Oggi, ma nel 1992, a Sanremo, in provincia di Imperia, al civico 356 di via degli Inglesi, il capo dei necrofori municipale nonché custode del cimitero civico di Valle Armea, cocainomane, Paolo Savini, originario di Novellara, di 40 anni, che verrà etichettato dai mezzi d’informazione come “Il mostro di Sanremo”, metteva a segno il suo primo omicidio facendo fuori, dentro l’abitazione della vittima, con 37 coltellate, Wanda Rovatti, di 53 anni, “lucciola” d’appartamento. Il serial killer agiva nel giorno precedente San Valentino, davanti al cane di razza chihuahua di nome “Paquito” che abbaiava nell’alloggio della malcapitata. Poi, due giorni dopo, il 15 febbraio, sempre nella città principale della Riviera dei fiori, ucciderà, dentro il suo alloggio, con 55 fendenti, la fiamminga Annie De Sitter, di 49 anni, amica della Rovatti, pure lei “bella di notte” d’alto livello, frequentatrice come l’altra sventurata del night “Morgana”. In entrambi gli omicidi lasciava come firma un pacchetto di sigarette Diana blu.

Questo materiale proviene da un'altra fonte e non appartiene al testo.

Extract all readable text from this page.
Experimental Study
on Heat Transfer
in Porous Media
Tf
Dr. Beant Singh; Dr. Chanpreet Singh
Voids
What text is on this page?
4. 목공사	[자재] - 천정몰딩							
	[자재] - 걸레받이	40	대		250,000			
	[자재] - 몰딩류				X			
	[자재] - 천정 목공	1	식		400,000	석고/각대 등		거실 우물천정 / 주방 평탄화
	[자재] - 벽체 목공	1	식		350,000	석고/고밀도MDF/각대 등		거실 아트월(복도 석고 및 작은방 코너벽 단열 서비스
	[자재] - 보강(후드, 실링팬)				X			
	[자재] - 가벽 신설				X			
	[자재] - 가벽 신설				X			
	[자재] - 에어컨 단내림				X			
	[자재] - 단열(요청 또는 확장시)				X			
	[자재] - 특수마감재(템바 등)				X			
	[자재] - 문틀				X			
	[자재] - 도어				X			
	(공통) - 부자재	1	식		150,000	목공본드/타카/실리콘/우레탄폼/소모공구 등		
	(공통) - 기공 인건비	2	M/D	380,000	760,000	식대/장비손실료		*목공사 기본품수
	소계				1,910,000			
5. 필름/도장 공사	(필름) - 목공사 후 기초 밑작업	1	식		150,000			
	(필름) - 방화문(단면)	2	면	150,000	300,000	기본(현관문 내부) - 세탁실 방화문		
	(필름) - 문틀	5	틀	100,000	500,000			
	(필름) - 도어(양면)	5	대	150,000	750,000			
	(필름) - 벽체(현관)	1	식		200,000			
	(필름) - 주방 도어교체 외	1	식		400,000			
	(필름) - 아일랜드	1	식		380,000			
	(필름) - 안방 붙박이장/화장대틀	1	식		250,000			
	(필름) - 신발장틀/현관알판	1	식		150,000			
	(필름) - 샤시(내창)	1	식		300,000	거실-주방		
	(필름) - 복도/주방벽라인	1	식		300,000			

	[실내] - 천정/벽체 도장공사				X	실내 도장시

Savini morirà, il 23 marzo successivo, suicida, iniettandosi quattro dosi di eroina consecutive nel bagno di casa, in via Giovanni Pascoli 19, dopo aver lasciato sul tavolo della cucina un biglietto d’addio alla moglie, Stefania Calteri, di 38, commerciante di via Antonio Fratti, e alla figlia di 2 anni, chiedendo perdono per il gesto estremo. Passerà a miglior vita prima di poter essere arrestato. La sua responsabilità verrà appurata grazie al test del Dna. Non gli verranno ufficialmente imputati altri due delitti. Il primo, risalente al 27 gennaio 1991, era quello di Antonietta Evangelista. Un’abruzzese di Loreto Aprutino, di 67 anni, ex floricultrice a San Bartolomeo, vedova da tredici anni di Donato Ursini, madre di due figlie, Annamaria, di 34, e Luisa, di 40, giunta nella città del Festival della canzone nel 1958. Era stata legata al letto e soffocata con un cuscino, nella sua dimora al piano terra di via Borea 145. Il secondo, invece, sarà quello di Giuliana Beghello, di 37 anni. La collaboratrice domestica, separata da dieci anni dal marito Salvatore Dal Monte, sorella di Adriano, uno dei custodi dell’altro camposanto del circondario, quello della Foce. Avverrà nella frazione Arma di Taggia, in traversa Castelletti 3, a colpi di spranga in testa.